Felix clasped the boy’s hand, and squeezed it.
“What did happen in the Palace, I was there…”
“Cool, brother, keep your cool, those’re the instructions … You were there and you don’t remember what happened?”
“No. Tell the captain what I’ve told you. It’s important for him to know. Tell him that one side knows and tells things the other side doesn’t know, and vice versa.”
“Everyone in this whole affair’s been lying. Cap knows that.”
“All right,” Felix said, more calmly. “Tell him to find out two things for me. I can’t make it if I don’t find out.”
“Don’t get excited. That’s what we’re here for.”
“First. Who was jailed under my name in Military Camp Number One on August 10 and shot that same night while trying to escape? Second. Who’s buried in my name in the Jardín Cemetery? Oh, and the license number of the serenades’ convertible.”
“Okay.

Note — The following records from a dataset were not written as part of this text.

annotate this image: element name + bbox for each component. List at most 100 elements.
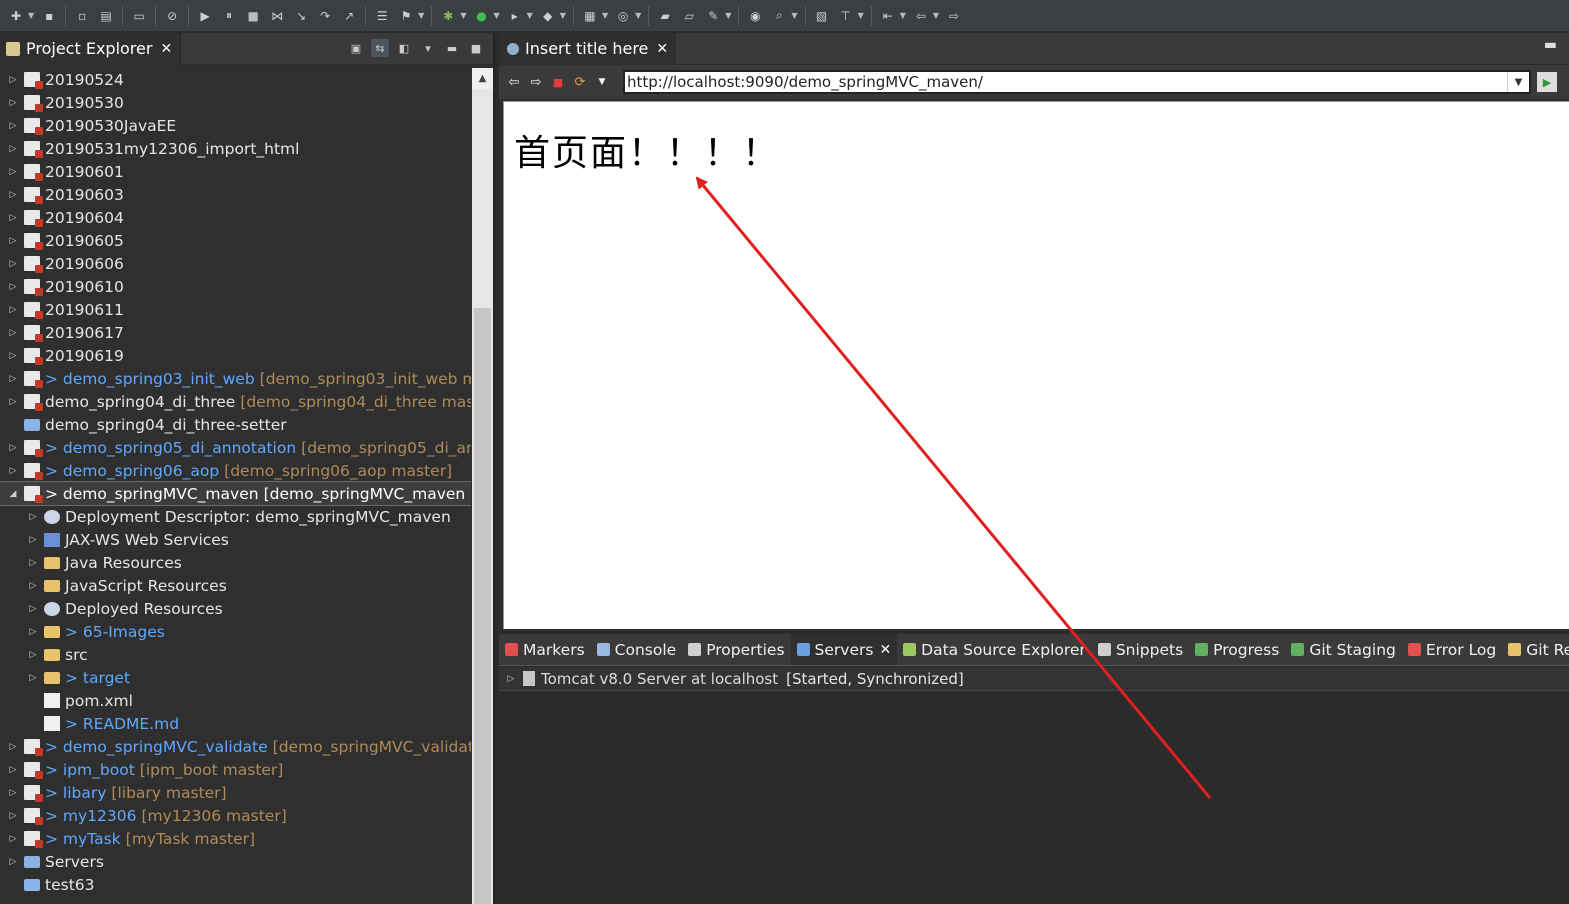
- tab-progress[interactable]: Progress: [1189, 634, 1285, 665]
- collapsed-arrow-icon[interactable]: ▷: [6, 834, 20, 844]
- back-history-icon[interactable]: ⇤: [879, 7, 897, 25]
- open-folder-icon[interactable]: ▰: [656, 7, 674, 25]
- tree-item[interactable]: ▷ > 65-Images: [0, 620, 471, 643]
- chevron-down-icon[interactable]: ▼: [635, 11, 641, 20]
- tree-item[interactable]: ▷ JavaScript Resources: [0, 574, 471, 597]
- tree-item[interactable]: ▷ > demo_spring05_di_annotation [demo_spri…: [0, 436, 471, 459]
- collapsed-arrow-icon[interactable]: ▷: [26, 604, 40, 614]
- forward-icon[interactable]: ⇨: [945, 7, 963, 25]
- collapsed-arrow-icon[interactable]: ▷: [499, 674, 523, 684]
- tree-item[interactable]: ▷ 20190531my12306_import_html: [0, 137, 471, 160]
- collapsed-arrow-icon[interactable]: ▷: [6, 167, 20, 177]
- terminate-icon[interactable]: ■: [244, 7, 262, 25]
- chevron-down-icon[interactable]: ▼: [933, 11, 939, 20]
- forward-icon[interactable]: ⇨: [527, 73, 545, 91]
- save-all-icon[interactable]: ▫: [73, 7, 91, 25]
- collapsed-arrow-icon[interactable]: ▷: [6, 282, 20, 292]
- chevron-down-icon[interactable]: ▼: [527, 11, 533, 20]
- print-icon[interactable]: ▤: [97, 7, 115, 25]
- tab-console[interactable]: Console: [591, 634, 683, 665]
- tab-project-explorer[interactable]: Project Explorer ✕: [0, 32, 182, 65]
- go-button[interactable]: ▶: [1537, 72, 1557, 92]
- collapsed-arrow-icon[interactable]: ▷: [6, 351, 20, 361]
- disconnect-icon[interactable]: ⋈: [268, 7, 286, 25]
- pin-icon[interactable]: ⊤: [837, 7, 855, 25]
- tree-item[interactable]: > README.md: [0, 712, 471, 735]
- chevron-down-icon[interactable]: ▼: [593, 73, 611, 91]
- chevron-down-icon[interactable]: ▼: [460, 11, 466, 20]
- globe-icon[interactable]: ◉: [746, 7, 764, 25]
- tree-item[interactable]: ▷ > demo_springMVC_validate [demo_springMV…: [0, 735, 471, 758]
- collapsed-arrow-icon[interactable]: ▷: [26, 581, 40, 591]
- resume-icon[interactable]: ▶: [196, 7, 214, 25]
- coverage-icon[interactable]: ◆: [539, 7, 557, 25]
- collapsed-arrow-icon[interactable]: ▷: [6, 236, 20, 246]
- step-return-icon[interactable]: ↗: [340, 7, 358, 25]
- minimize-icon[interactable]: ▬: [1544, 37, 1557, 53]
- chevron-down-icon[interactable]: ▼: [560, 11, 566, 20]
- tree-item[interactable]: demo_spring04_di_three-setter: [0, 413, 471, 436]
- chevron-down-icon[interactable]: ▼: [725, 11, 731, 20]
- tree-item[interactable]: ▷ Java Resources: [0, 551, 471, 574]
- maximize-icon[interactable]: ■: [467, 39, 485, 57]
- collapsed-arrow-icon[interactable]: ▷: [6, 305, 20, 315]
- tree-item[interactable]: ▷ 20190617: [0, 321, 471, 344]
- tree-item[interactable]: ▷ JAX-WS Web Services: [0, 528, 471, 551]
- collapsed-arrow-icon[interactable]: ▷: [6, 443, 20, 453]
- tree-item[interactable]: ▷ > demo_spring03_init_web [demo_spring03_…: [0, 367, 471, 390]
- close-icon[interactable]: ✕: [160, 41, 172, 57]
- collapsed-arrow-icon[interactable]: ▷: [6, 213, 20, 223]
- tree-item[interactable]: ▷ demo_spring04_di_three [demo_spring04_di…: [0, 390, 471, 413]
- save-icon[interactable]: ▪: [40, 7, 58, 25]
- tree-item[interactable]: ▷ > libary [libary master]: [0, 781, 471, 804]
- chevron-down-icon[interactable]: ▼: [418, 11, 424, 20]
- chevron-down-icon[interactable]: ▼: [858, 11, 864, 20]
- tree-item[interactable]: ▷ > my12306 [my12306 master]: [0, 804, 471, 827]
- search-icon[interactable]: ⌕: [770, 7, 788, 25]
- tree-item[interactable]: ▷ 20190619: [0, 344, 471, 367]
- collapsed-arrow-icon[interactable]: ▷: [6, 328, 20, 338]
- collapsed-arrow-icon[interactable]: ▷: [6, 811, 20, 821]
- collapsed-arrow-icon[interactable]: ▷: [26, 673, 40, 683]
- back-icon[interactable]: ⇦: [912, 7, 930, 25]
- scrollbar-thumb[interactable]: [474, 308, 491, 904]
- collapsed-arrow-icon[interactable]: ▷: [6, 857, 20, 867]
- collapsed-arrow-icon[interactable]: ▷: [6, 788, 20, 798]
- debug-icon[interactable]: ✱: [439, 7, 457, 25]
- chevron-down-icon[interactable]: ▼: [493, 11, 499, 20]
- tab-snippets[interactable]: Snippets: [1092, 634, 1189, 665]
- tree-item[interactable]: ▷ Deployment Descriptor: demo_springMVC_m…: [0, 505, 471, 528]
- tree-item[interactable]: ▷ 20190530: [0, 91, 471, 114]
- collapsed-arrow-icon[interactable]: ▷: [6, 259, 20, 269]
- collapsed-arrow-icon[interactable]: ▷: [6, 190, 20, 200]
- tree-item[interactable]: ▷ 20190606: [0, 252, 471, 275]
- step-into-icon[interactable]: ↘: [292, 7, 310, 25]
- collapsed-arrow-icon[interactable]: ▷: [6, 397, 20, 407]
- toggle-mark-icon[interactable]: ⚑: [397, 7, 415, 25]
- url-input[interactable]: [625, 72, 1505, 92]
- terminal-icon[interactable]: ▭: [130, 7, 148, 25]
- pen-icon[interactable]: ✎: [704, 7, 722, 25]
- chevron-down-icon[interactable]: ▼: [28, 11, 34, 20]
- collapsed-arrow-icon[interactable]: ▷: [26, 558, 40, 568]
- tree-item[interactable]: ▷ 20190604: [0, 206, 471, 229]
- tree-item[interactable]: ▷ Deployed Resources: [0, 597, 471, 620]
- tree-scrollbar[interactable]: ▲: [472, 68, 493, 904]
- web-service-icon[interactable]: ◎: [614, 7, 632, 25]
- tab-servers[interactable]: Servers ✕: [790, 634, 898, 665]
- link-with-editor-icon[interactable]: ⇆: [371, 39, 389, 57]
- expanded-arrow-icon[interactable]: ◢: [6, 489, 20, 499]
- suspend-icon[interactable]: ⏸: [220, 7, 238, 25]
- tab-markers[interactable]: Markers: [499, 634, 591, 665]
- tab-error-log[interactable]: Error Log: [1402, 634, 1502, 665]
- run-icon[interactable]: ●: [472, 7, 490, 25]
- new-icon[interactable]: ✚: [7, 7, 25, 25]
- scroll-up-icon[interactable]: ▲: [472, 68, 493, 89]
- tree-item[interactable]: pom.xml: [0, 689, 471, 712]
- annotation-icon[interactable]: ▧: [813, 7, 831, 25]
- tree-item[interactable]: ▷ > target: [0, 666, 471, 689]
- minimize-icon[interactable]: ▬: [443, 39, 461, 57]
- refresh-icon[interactable]: ⟳: [571, 73, 589, 91]
- collapsed-arrow-icon[interactable]: ▷: [6, 374, 20, 384]
- chevron-down-icon[interactable]: ▼: [900, 11, 906, 20]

The cap says don’t leave any tracks, and keep it cool, and he says most of all that he understands but you shouldn’t let your personal feelings get in the way. That’s what he said.”

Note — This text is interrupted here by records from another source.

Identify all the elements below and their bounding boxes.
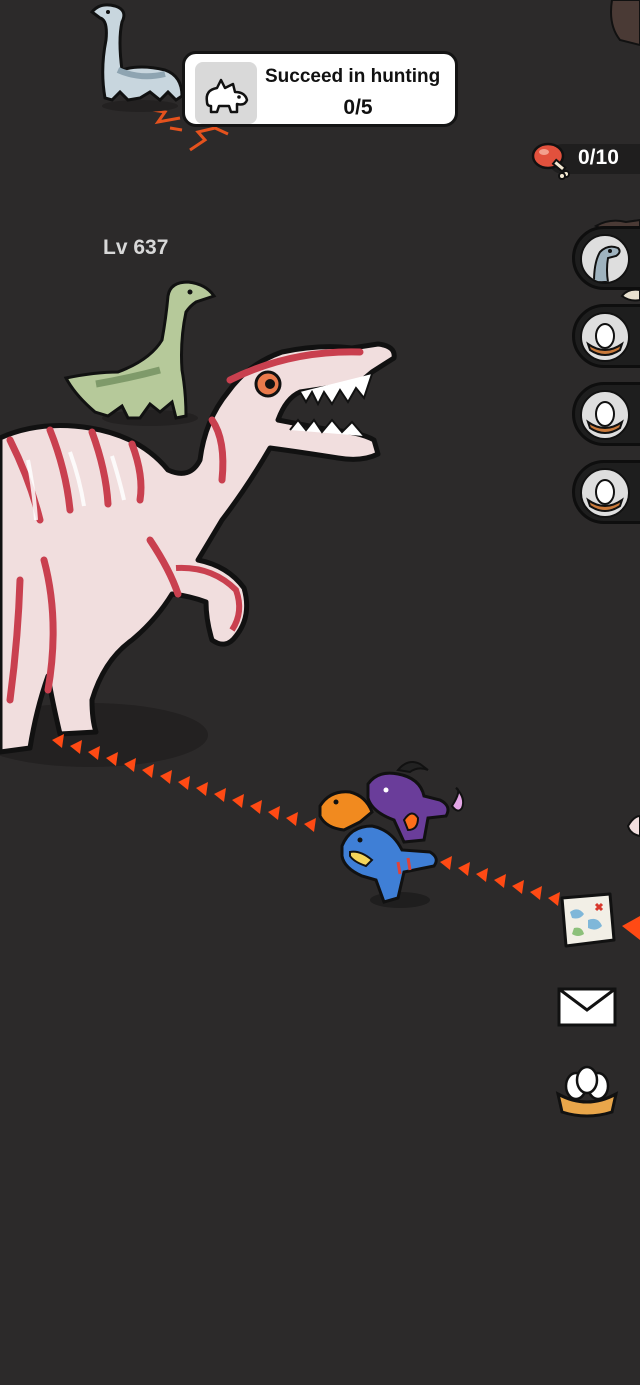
sauropod-green[interactable] bbox=[63, 280, 217, 426]
quest-title: Succeed in hunting bbox=[265, 66, 441, 87]
game-scene bbox=[0, 0, 640, 940]
egg-nest-icon bbox=[586, 479, 624, 512]
dino-portrait-icon bbox=[592, 245, 621, 282]
quest-card[interactable]: Succeed in hunting 0/5 bbox=[182, 51, 458, 127]
triceratops-icon bbox=[205, 78, 249, 114]
slot-circle bbox=[580, 234, 630, 284]
egg-nest-icon bbox=[586, 401, 624, 434]
slot-circle bbox=[580, 468, 630, 518]
meat-counter[interactable]: 0/10 bbox=[528, 140, 640, 180]
quest-icon-box bbox=[195, 62, 257, 124]
meat-icon bbox=[531, 142, 570, 180]
sauropod-blue[interactable] bbox=[89, 3, 184, 112]
offscreen-dino bbox=[626, 814, 640, 838]
slot-circle bbox=[580, 312, 630, 362]
egg-nest-icon bbox=[586, 323, 624, 356]
slot-circle bbox=[580, 390, 630, 440]
egg-nest-icon[interactable] bbox=[554, 1060, 620, 1118]
player-dino-pack[interactable] bbox=[318, 761, 465, 908]
side-slot-dino[interactable] bbox=[572, 226, 640, 290]
spinosaurus-boss[interactable] bbox=[0, 341, 397, 755]
side-slot-egg-2[interactable] bbox=[572, 382, 640, 446]
quest-progress: 0/5 bbox=[343, 96, 373, 119]
map-icon[interactable] bbox=[556, 890, 618, 950]
side-slot-egg-3[interactable] bbox=[572, 460, 640, 524]
meat-count: 0/10 bbox=[578, 146, 619, 169]
mail-icon[interactable] bbox=[556, 986, 618, 1028]
boss-level-label: Lv 637 bbox=[103, 236, 169, 259]
side-slot-egg-1[interactable] bbox=[572, 304, 640, 368]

“And you remind him he gave me carte blanche to do whatever I think best.”
“I’ll tell him, man, fancy words and all.”
“Tell him not to mistake anything I do for any motives of personal revenge.”
Emiliano smiled, satisfied. “Cap says all roads lead to Rome. You get cultivated, being around him.”
“See you later.”
“Alligator.”
“Take care,” said Rosita, making sheep’s eyes. “Maybe you’ll invite us for another taxi ride. I liked sitting on your lap.”
“I liked fooling around with the nurse,” countered Emiliano.
“How can you be so mean, Emiliano?” whined Rosita.
“I wasn’t being mean, fatass, just reminding you that two can dance that tango.”
“Whew, aren’t we rough tonight?” laughed Rosita, and hummed the first bars of the bolero “Perfidia.”
They didn’t even turn to look at Felix, and as he left the imitation pub, they were still arguing and making barbed jokes, as anonymous as any run-of-the-mill sweethearts. Felix told himself that brave Timon had gathered about him some very strange aides.
He stopped at the Red Cross Clinic on the Avenida Chapultepec to have them take a look at his face. They told him it was healing fine—“Who cut you up like that?”—and that all he needed was some ointment; rub it in and continue the treatment for several days.
He bought the ointment at a pharmacy and returned to the room on Génova. It was almost eleven and the young and oily desk clerks had gone off duty. The doorman opened the door, a somnambulist-faced, ancient Indian in a navy-blue suit shiny from wear.
The windows of the room were opened wide, and the bed was turned down, with a wrapped little chocolate on the pillow. He opened his suitcase. The package containing the ashes was still there, but the record with Satchmo on the jacket had disappeared.
25
FELIX LANDED at the airport of Coatzacoalcos at four in the afternoon. From the air, he had seen the expanse of the Petróleos Mexicanos refineries in Minatitlán, the stormy Gulf in the background, the industrial citadel inland, a modern fortress of towers and tubing and cupolas glinting like tinfoil toys beneath a storm-sated sun, the busy port with its railroad tracks extending onto the docks, and long, black, sleek-decked tankers.
As he descended from the plane, he breathed the hot humid air laden with the scent of laurel and vanilla. He removed his jacket and hailed a broken-down taxi. Swift glimpses of coconut-palm forests, zebu cattle grazing on brick-colored plains, and the Gulf of Mexico whipping up its early-evening thundershower yielded to a view of a port city with low, ugly buildings, their windows blasted out by hurricanes, and dirty neon signs, unlighted at this hour, a whole consumer society installed in the tropics, supermarkets, television-sale and — repair shops, and in the foreground the everlasting Mexican world of tacos, pigs, flies, and naked children in mute contemplation.